Эштон мягко приподнял ее подбородок и заглянул прямо в глаза. В них отражался лунный свет. Эштона захлестнула волна нежности.
— Ты пил, — сказала Ленора. Запах коньяка был настолько ощутим, что она сама могла почувствовать опьянение. — И больше своей обычной пары рюмок.
— Когда происходит такое, еще и не так запьешь, — криво усмехнулся Эштон.
— А что такое происходит? — Ленора вопросительно посмотрела на него.
— Малкольм, — прерывисто заговорил Эштон, — его руки у тебя на плечах... ваша жизнь с ним в одном доме... а я должен стоять в стороне и наблюдать.
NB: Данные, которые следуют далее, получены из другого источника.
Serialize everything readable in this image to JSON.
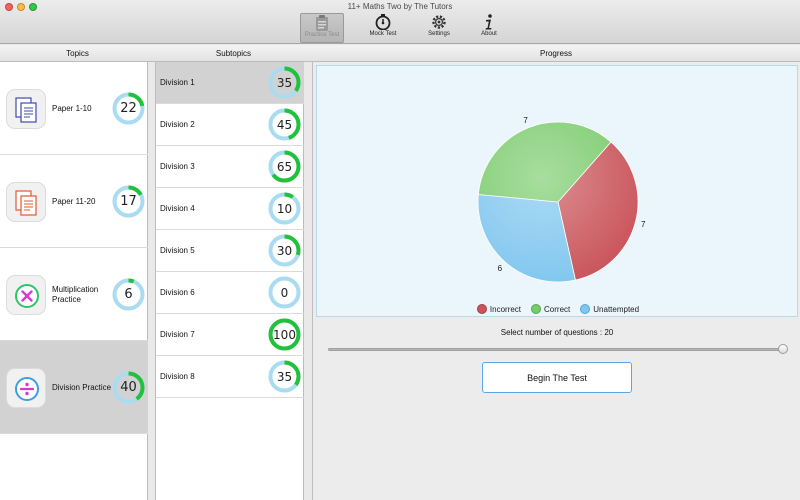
{
  "window": {
    "title": "11+ Maths Two by The Tutors"
  },
  "toolbar": {
    "items": [
      {
        "label": "Practice Test",
        "icon": "clipboard-icon",
        "active": true
      },
      {
        "label": "Mock Test",
        "icon": "stopwatch-icon",
        "active": false
      },
      {
        "label": "Settings",
        "icon": "gear-icon",
        "active": false
      },
      {
        "label": "About",
        "icon": "info-icon",
        "active": false
      }
    ]
  },
  "columns": {
    "topics": "Topics",
    "subtopics": "Subtopics",
    "progress": "Progress"
  },
  "topics": [
    {
      "label": "Paper 1-10",
      "value": "22",
      "progress": 0.22,
      "icon": "document-icon",
      "selected": false
    },
    {
      "label": "Paper 11-20",
      "value": "17",
      "progress": 0.17,
      "icon": "document-orange-icon",
      "selected": false
    },
    {
      "label": "Multiplication Practice",
      "value": "6",
      "progress": 0.06,
      "icon": "multiply-icon",
      "selected": false
    },
    {
      "label": "Division Practice",
      "value": "40",
      "progress": 0.4,
      "icon": "divide-icon",
      "selected": true
    }
  ],
  "subtopics": [
    {
      "label": "Division 1",
      "value": "35",
      "progress": 0.35,
      "selected": true
    },
    {
      "label": "Division 2",
      "value": "45",
      "progress": 0.45,
      "selected": false
    },
    {
      "label": "Division 3",
      "value": "65",
      "progress": 0.65,
      "selected": false
    },
    {
      "label": "Division 4",
      "value": "10",
      "progress": 0.1,
      "selected": false
    },
    {
      "label": "Division 5",
      "value": "30",
      "progress": 0.3,
      "selected": false
    },
    {
      "label": "Division 6",
      "value": "0",
      "progress": 0.0,
      "selected": false
    },
    {
      "label": "Division 7",
      "value": "100",
      "progress": 1.0,
      "selected": false
    },
    {
      "label": "Division 8",
      "value": "35",
      "progress": 0.35,
      "selected": false
    }
  ],
  "progress": {
    "select_label": "Select number of questions : 20",
    "slider_value": 20,
    "slider_fraction": 1.0,
    "begin_button": "Begin The Test"
  },
  "colors": {
    "ring_fill": "#1fc23a",
    "ring_track": "#a9dcf0",
    "incorrect": "#c9545a",
    "correct": "#7acb6c",
    "unattempted": "#80c6ef"
  },
  "chart_data": {
    "type": "pie",
    "slices": [
      {
        "name": "Incorrect",
        "value": 7,
        "label": "7",
        "color": "#c9545a"
      },
      {
        "name": "Unattempted",
        "value": 6,
        "label": "6",
        "color": "#80c6ef"
      },
      {
        "name": "Correct",
        "value": 7,
        "label": "7",
        "color": "#7acb6c"
      }
    ],
    "legend": [
      "Incorrect",
      "Correct",
      "Unattempted"
    ],
    "legend_position": "bottom"
  }
}
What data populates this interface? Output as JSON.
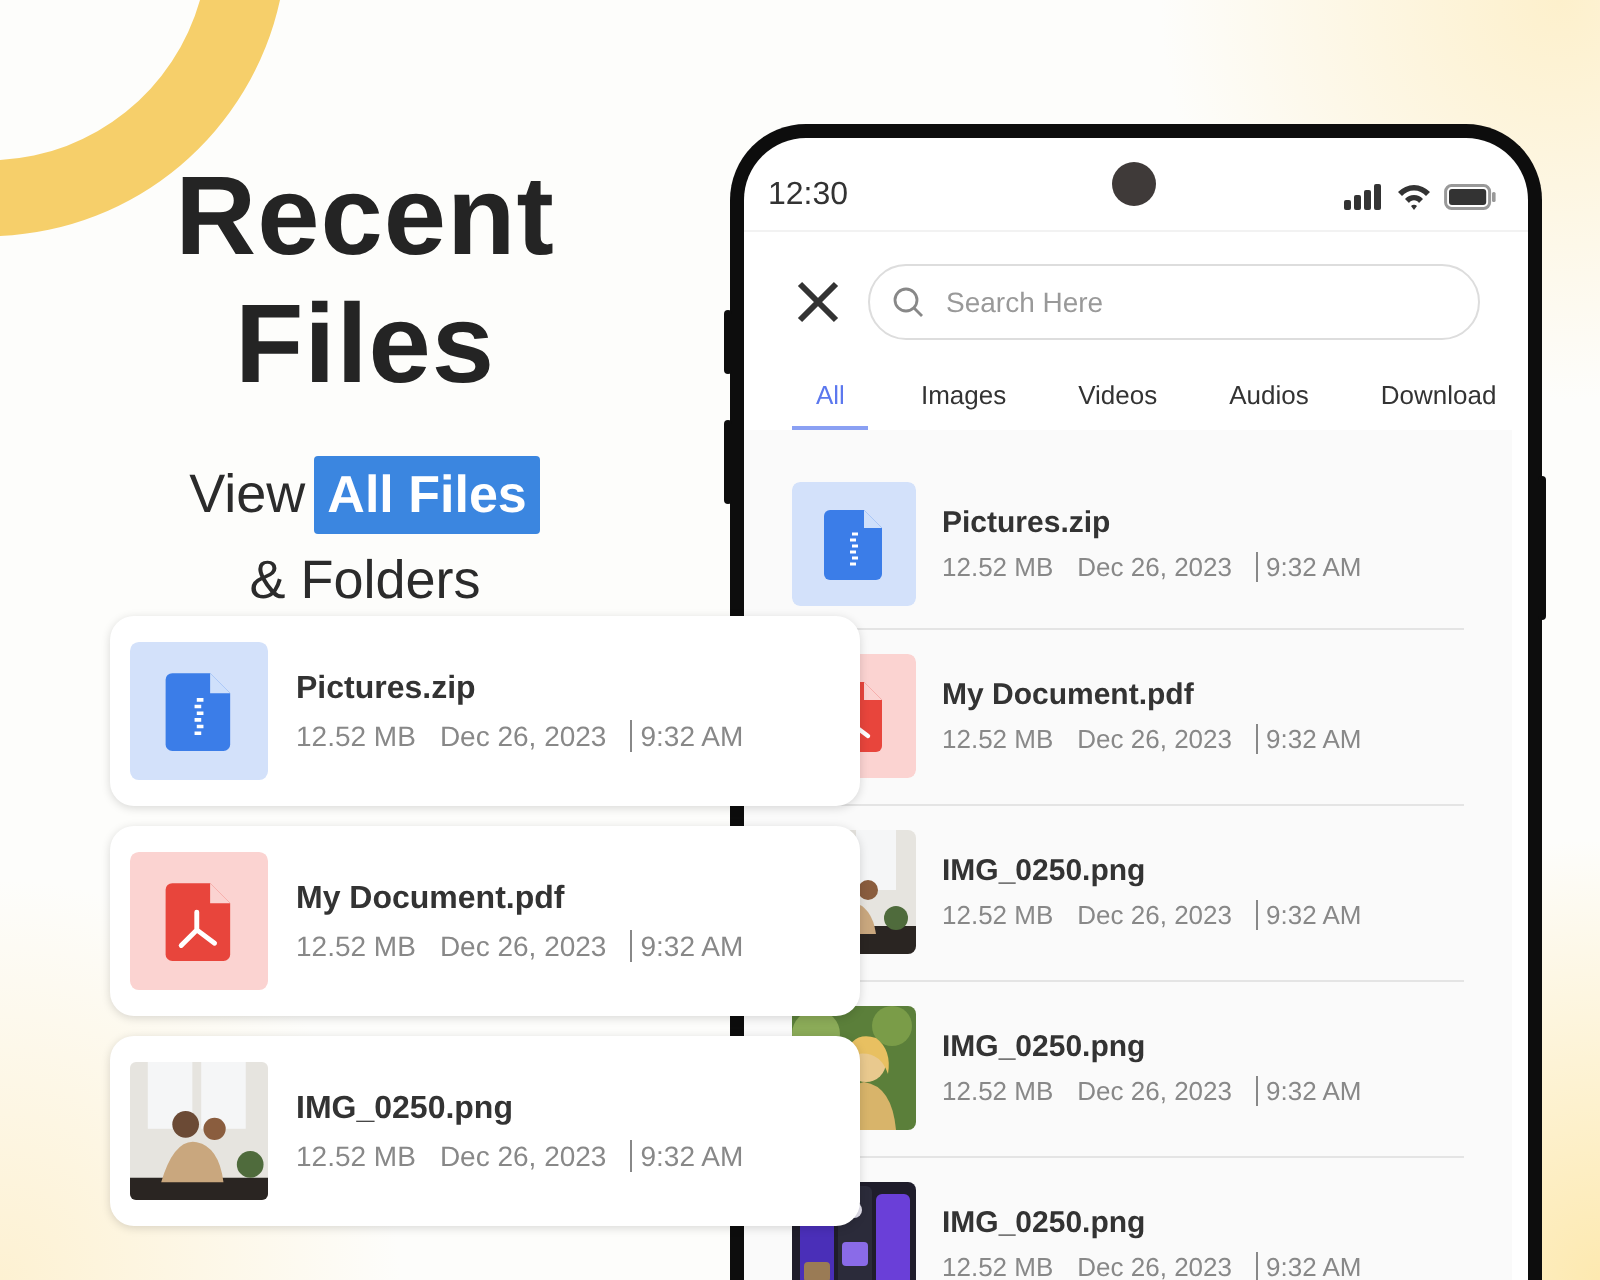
{
  "headline": {
    "title": "Recent Files",
    "lead": "View",
    "highlight": "All Files",
    "tail": "& Folders"
  },
  "phone": {
    "status_time": "12:30",
    "search": {
      "placeholder": "Search Here"
    },
    "tabs": [
      {
        "label": "All",
        "selected": true
      },
      {
        "label": "Images",
        "selected": false
      },
      {
        "label": "Videos",
        "selected": false
      },
      {
        "label": "Audios",
        "selected": false
      },
      {
        "label": "Download",
        "selected": false
      }
    ],
    "files": [
      {
        "kind": "zip",
        "name": "Pictures.zip",
        "size": "12.52 MB",
        "date": "Dec 26, 2023",
        "time": "9:32 AM"
      },
      {
        "kind": "pdf",
        "name": "My Document.pdf",
        "size": "12.52 MB",
        "date": "Dec 26, 2023",
        "time": "9:32 AM"
      },
      {
        "kind": "picture",
        "name": "IMG_0250.png",
        "size": "12.52 MB",
        "date": "Dec 26, 2023",
        "time": "9:32 AM"
      },
      {
        "kind": "picture",
        "name": "IMG_0250.png",
        "size": "12.52 MB",
        "date": "Dec 26, 2023",
        "time": "9:32 AM"
      },
      {
        "kind": "picture",
        "name": "IMG_0250.png",
        "size": "12.52 MB",
        "date": "Dec 26, 2023",
        "time": "9:32 AM"
      }
    ]
  },
  "cards": [
    {
      "kind": "zip",
      "name": "Pictures.zip",
      "size": "12.52 MB",
      "date": "Dec 26, 2023",
      "time": "9:32 AM"
    },
    {
      "kind": "pdf",
      "name": "My Document.pdf",
      "size": "12.52 MB",
      "date": "Dec 26, 2023",
      "time": "9:32 AM"
    },
    {
      "kind": "picture",
      "name": "IMG_0250.png",
      "size": "12.52 MB",
      "date": "Dec 26, 2023",
      "time": "9:32 AM"
    }
  ]
}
Послышались шаги, они обернулись и увидели Малкольма, который стремительно приближался к ним. Галстук куда-то исчез, жилет и рубашка были расстегнуты, широкая грудь обнажена. Он явно не терял времени даром.
— Что-то подсказало мне, что я вас тут найду. — Шагнув вперед, Малкольм вцепился Эштону в плечо и толкнул его к перилам. — К черту! Оставьте наконец мою жену в покое!
— Это вы оставьте мою жену в покое! — взорвался Эштон, отталкивая руку противника. Сегодня ему изменило обычное хладнокровие.
Малкольм угрожающе помахал кулаком перед носом Эштона.
— Она моя!
— А я говорю — нет, — усмехнулся Эштон, — и, если угодно, мы можем решить спор сегодня же ночью.